The original code applies a workaround to compilers that don't need it,
Indeed, those compilers don't need it.
On the other hand, the atomic operations with compiler-only barriers, which you describe as a "workaround," *are* correct for both old and new compilers AFAIK.
so yeah arguably I think this improves correctness.
Correctness is a "yes or no" question. If the code is already correct, you cannot further improve its correctness.
Maybe you actually meant future compatibility--whether it will stay correct in the future. This requires that the following assumptions continue to hold:
1. The atomic macros assume that volatile memory access (load / store) operations emitted by the compiler implicitly have both acquire and release semantics on all x86 implementations (microarchitectures) that GCC and clang target. Exceptions are SSE non-temporal memory operations, which are not cache-coherent and thus cannot be used for implementing C-like generic memory operations in the first place.
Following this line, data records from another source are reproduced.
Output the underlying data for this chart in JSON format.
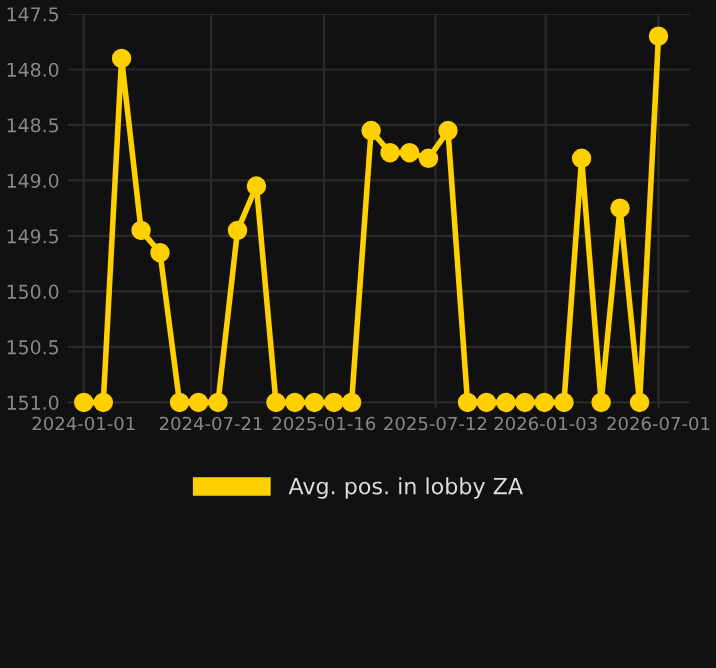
{
  "chart_data": {
    "type": "line",
    "x": [
      "2024-01-01",
      "2024-02-01",
      "2024-03-01",
      "2024-04-01",
      "2024-05-01",
      "2024-06-01",
      "2024-07-01",
      "2024-08-01",
      "2024-09-01",
      "2024-10-01",
      "2024-11-01",
      "2024-12-01",
      "2025-01-01",
      "2025-02-01",
      "2025-03-01",
      "2025-04-01",
      "2025-05-01",
      "2025-06-01",
      "2025-07-01",
      "2025-08-01",
      "2025-09-01",
      "2025-10-01",
      "2025-11-01",
      "2025-12-01",
      "2026-01-01",
      "2026-02-01",
      "2026-03-01",
      "2026-04-01",
      "2026-05-01",
      "2026-06-01",
      "2026-07-01"
    ],
    "series": [
      {
        "name": "Avg. pos. in lobby ZA",
        "color": "#ffd000",
        "values": [
          151.0,
          151.0,
          147.9,
          149.45,
          149.65,
          151.0,
          151.0,
          151.0,
          149.45,
          149.05,
          151.0,
          151.0,
          151.0,
          151.0,
          151.0,
          148.55,
          148.75,
          148.75,
          148.8,
          148.55,
          151.0,
          151.0,
          151.0,
          151.0,
          151.0,
          151.0,
          148.8,
          151.0,
          149.25,
          151.0,
          147.7
        ]
      }
    ],
    "ylim": [
      151.05,
      147.5
    ],
    "yticks": [
      {
        "value": 147.5,
        "label": "147.5"
      },
      {
        "value": 148.0,
        "label": "148.0"
      },
      {
        "value": 148.5,
        "label": "148.5"
      },
      {
        "value": 149.0,
        "label": "149.0"
      },
      {
        "value": 149.5,
        "label": "149.5"
      },
      {
        "value": 150.0,
        "label": "150.0"
      },
      {
        "value": 150.5,
        "label": "150.5"
      },
      {
        "value": 151.0,
        "label": "151.0"
      }
    ],
    "xlim": [
      "2023-12-07",
      "2026-08-20"
    ],
    "xticks": [
      "2024-01-01",
      "2024-07-21",
      "2025-01-16",
      "2025-07-12",
      "2026-01-03",
      "2026-07-01"
    ],
    "grid": true,
    "legend": "bottom",
    "marker": "circle",
    "line_style": "solid"
  }
}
2. The atomic macros assume that `__asm__ __volatile__("" ::: "memory");` is a compiler memory barrier. It's safe to assume that this will stay true in the future, since the Linux kernel also uses this syntax.
Besides that, I am pretty sure load acquire/store release means more than `__asm__ __volatile__( "" ::: "memory" );`, which prevents compiler reordering but not processor reordering.
A barrier (let it be a compiler-only or hardware instruction) by itself has nothing to do with Load-Acquire or Store-Release. It is the combination of memory accesses and barriers that can implement either semantics of the abstract memory model.
If you believe there's more to acquire/release, would you provide an example?
Granted it's not needed on x86,
Right. On non-x86 architectures, we assume newer GCC.
but I think it's also an argument for correctness.
I'm not sure if this stands as a valid argument for corrrectness.